SMOOTH: Scalable Multitask Offloading with Backbone Sharing
Wei Geng, Xiang Su, Nitinder Mohan, Jörg Ott, Pan Hui
2026 IFIP Networking Conference (IFIP Networking), Lugano, Switzerland, May 2026
Abstract
Intelligent mobile applications are often constrained by limited on-device hardware and by the latency and bandwidth overhead of cloud-based offloading. Offloading computation-intensive deep learning (DL) tasks to edge servers can mitigate these challenges. However, existing systems struggle to scale as the numbers of tasks and users grow. This limitation stems from a fundamental conflict: Requests in edge settings are typically sparse, heterogeneous, and demand immediate processing to minimize latency. However, GPUs operate most efficiently on dense, homogeneous batches, a condition that edge traffic rarely provides.

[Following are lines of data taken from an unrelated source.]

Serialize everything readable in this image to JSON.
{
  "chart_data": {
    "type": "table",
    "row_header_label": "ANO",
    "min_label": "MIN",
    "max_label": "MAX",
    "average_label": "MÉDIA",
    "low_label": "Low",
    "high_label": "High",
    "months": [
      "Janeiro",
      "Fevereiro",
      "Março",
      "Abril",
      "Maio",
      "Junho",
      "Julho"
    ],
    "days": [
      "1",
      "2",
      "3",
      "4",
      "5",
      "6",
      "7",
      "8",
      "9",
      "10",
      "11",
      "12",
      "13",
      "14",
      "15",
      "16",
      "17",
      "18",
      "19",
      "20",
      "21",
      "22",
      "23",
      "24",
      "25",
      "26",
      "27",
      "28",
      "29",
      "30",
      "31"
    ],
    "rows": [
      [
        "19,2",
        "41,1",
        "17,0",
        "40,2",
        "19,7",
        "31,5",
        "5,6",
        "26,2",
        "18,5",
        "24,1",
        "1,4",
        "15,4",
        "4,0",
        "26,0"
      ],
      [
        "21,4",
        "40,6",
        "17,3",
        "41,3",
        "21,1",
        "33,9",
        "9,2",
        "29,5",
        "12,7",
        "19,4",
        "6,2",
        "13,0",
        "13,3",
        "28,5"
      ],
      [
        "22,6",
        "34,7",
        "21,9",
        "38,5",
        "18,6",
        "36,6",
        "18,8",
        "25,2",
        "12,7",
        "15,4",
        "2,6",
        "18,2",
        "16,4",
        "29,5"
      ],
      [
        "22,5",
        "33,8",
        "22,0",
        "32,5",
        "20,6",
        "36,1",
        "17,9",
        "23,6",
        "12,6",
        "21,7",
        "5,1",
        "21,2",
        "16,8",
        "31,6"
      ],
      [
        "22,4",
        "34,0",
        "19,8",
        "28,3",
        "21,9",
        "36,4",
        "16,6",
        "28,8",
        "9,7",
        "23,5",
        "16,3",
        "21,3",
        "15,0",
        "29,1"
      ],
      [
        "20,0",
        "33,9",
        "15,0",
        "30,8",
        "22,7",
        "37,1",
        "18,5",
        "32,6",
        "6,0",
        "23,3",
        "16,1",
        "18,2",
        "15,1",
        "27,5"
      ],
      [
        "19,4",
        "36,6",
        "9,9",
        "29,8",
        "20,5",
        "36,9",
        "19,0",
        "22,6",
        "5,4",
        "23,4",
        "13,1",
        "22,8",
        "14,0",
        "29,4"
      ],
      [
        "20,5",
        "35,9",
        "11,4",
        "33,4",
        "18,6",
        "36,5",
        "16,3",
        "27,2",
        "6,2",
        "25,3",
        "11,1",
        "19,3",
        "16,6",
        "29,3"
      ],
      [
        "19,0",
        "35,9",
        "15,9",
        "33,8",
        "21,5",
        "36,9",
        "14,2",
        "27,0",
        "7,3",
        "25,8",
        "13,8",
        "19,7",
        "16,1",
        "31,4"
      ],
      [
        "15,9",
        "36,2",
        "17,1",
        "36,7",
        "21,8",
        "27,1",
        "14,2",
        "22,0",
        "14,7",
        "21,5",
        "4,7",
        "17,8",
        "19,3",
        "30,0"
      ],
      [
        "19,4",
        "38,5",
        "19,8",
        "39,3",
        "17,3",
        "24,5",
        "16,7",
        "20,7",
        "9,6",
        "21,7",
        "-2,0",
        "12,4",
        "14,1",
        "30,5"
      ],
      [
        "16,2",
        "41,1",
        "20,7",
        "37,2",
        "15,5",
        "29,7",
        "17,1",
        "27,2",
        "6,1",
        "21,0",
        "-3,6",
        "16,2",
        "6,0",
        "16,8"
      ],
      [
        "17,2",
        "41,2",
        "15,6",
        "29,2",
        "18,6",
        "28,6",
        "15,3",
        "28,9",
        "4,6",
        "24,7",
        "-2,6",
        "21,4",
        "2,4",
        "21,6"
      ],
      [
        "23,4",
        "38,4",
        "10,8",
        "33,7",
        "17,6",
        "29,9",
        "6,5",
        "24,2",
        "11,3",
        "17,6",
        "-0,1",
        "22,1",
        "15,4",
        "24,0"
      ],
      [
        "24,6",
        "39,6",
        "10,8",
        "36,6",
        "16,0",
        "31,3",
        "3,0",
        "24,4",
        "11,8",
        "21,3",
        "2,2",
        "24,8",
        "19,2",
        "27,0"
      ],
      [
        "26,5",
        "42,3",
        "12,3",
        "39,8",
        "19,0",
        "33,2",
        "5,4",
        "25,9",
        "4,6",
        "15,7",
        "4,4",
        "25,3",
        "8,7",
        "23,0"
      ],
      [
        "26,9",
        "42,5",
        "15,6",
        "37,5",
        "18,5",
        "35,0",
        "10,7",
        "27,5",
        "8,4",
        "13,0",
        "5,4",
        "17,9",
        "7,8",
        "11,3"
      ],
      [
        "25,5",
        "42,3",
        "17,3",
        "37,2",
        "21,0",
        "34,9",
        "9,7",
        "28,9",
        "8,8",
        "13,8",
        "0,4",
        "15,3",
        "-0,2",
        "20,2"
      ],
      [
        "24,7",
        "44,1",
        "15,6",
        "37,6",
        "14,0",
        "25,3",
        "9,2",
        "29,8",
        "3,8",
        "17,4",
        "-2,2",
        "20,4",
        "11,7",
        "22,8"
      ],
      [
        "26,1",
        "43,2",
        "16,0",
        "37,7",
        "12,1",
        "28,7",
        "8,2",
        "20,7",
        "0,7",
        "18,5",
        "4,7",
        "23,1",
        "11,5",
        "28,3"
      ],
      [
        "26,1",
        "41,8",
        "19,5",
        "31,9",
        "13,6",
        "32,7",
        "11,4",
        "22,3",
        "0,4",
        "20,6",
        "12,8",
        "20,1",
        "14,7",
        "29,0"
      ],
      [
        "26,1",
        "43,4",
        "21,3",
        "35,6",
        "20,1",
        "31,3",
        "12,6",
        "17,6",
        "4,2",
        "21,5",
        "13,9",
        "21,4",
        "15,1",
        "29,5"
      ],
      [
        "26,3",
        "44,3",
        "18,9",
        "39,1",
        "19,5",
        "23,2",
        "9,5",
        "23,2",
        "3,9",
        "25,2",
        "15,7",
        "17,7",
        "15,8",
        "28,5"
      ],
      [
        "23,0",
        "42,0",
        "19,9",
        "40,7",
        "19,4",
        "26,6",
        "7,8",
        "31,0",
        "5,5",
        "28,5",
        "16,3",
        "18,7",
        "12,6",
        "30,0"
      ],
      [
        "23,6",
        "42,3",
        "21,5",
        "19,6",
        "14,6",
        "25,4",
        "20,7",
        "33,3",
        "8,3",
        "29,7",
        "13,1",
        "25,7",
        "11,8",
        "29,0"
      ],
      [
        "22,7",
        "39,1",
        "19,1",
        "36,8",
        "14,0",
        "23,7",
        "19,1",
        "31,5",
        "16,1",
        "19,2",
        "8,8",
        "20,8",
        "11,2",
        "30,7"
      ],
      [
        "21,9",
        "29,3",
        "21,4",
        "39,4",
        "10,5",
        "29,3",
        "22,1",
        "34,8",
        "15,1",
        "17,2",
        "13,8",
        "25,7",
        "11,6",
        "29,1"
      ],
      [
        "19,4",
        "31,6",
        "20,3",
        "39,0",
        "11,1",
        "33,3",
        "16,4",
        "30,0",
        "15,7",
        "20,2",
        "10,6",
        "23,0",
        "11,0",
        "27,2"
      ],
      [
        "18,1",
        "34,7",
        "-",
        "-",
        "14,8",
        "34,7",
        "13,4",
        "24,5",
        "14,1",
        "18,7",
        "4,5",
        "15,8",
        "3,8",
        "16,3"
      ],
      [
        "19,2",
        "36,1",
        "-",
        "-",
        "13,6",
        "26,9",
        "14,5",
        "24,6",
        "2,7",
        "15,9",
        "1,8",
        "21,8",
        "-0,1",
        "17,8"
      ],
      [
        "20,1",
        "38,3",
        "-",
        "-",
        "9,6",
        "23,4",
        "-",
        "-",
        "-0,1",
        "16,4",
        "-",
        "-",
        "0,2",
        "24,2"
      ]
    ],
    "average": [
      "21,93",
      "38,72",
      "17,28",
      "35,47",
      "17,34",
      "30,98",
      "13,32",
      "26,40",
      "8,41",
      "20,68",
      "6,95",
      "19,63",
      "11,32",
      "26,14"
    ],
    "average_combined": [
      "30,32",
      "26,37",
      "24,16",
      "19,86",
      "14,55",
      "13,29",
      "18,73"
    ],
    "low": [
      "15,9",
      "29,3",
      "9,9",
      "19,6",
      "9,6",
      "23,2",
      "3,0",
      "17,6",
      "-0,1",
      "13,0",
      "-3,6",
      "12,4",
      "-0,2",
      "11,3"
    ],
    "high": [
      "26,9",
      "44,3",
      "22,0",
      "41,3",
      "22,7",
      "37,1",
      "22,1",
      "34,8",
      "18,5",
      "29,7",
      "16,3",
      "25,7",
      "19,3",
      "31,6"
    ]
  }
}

Most existing approaches, including cloud-oriented solutions like Multi-Instance GPU (MIG), fail to resolve this tension because edge devices typically lack the advanced features available in high-end cloud GPUs. This paper contributes SMOOTH, a scalable multitask offloading system that introduces a Sparsity-to-Density Abstraction to resolve this conflict. By decomposing deep learning models into a shared backbone and lightweight task-specific heads, SMOOTH transforms sparse, heterogeneous request streams into dense, homogeneous computation blocks amenable to efficient batching. This allows highly efficient cross-task batching without prohibitive accumulation delays. To further optimize responsiveness, SMOOTH employs a compute-lightweight (O(1)), sparsity-aware adaptive scheduler that dynamically balances inference throughput and end-to-end (E2E) latency based on queue dynamics. Our evaluations demonstrate up to 2.21x higher throughput, 45% lower memory usage, and up to 82% reduced latency across diverse arrival patterns compared to baselines.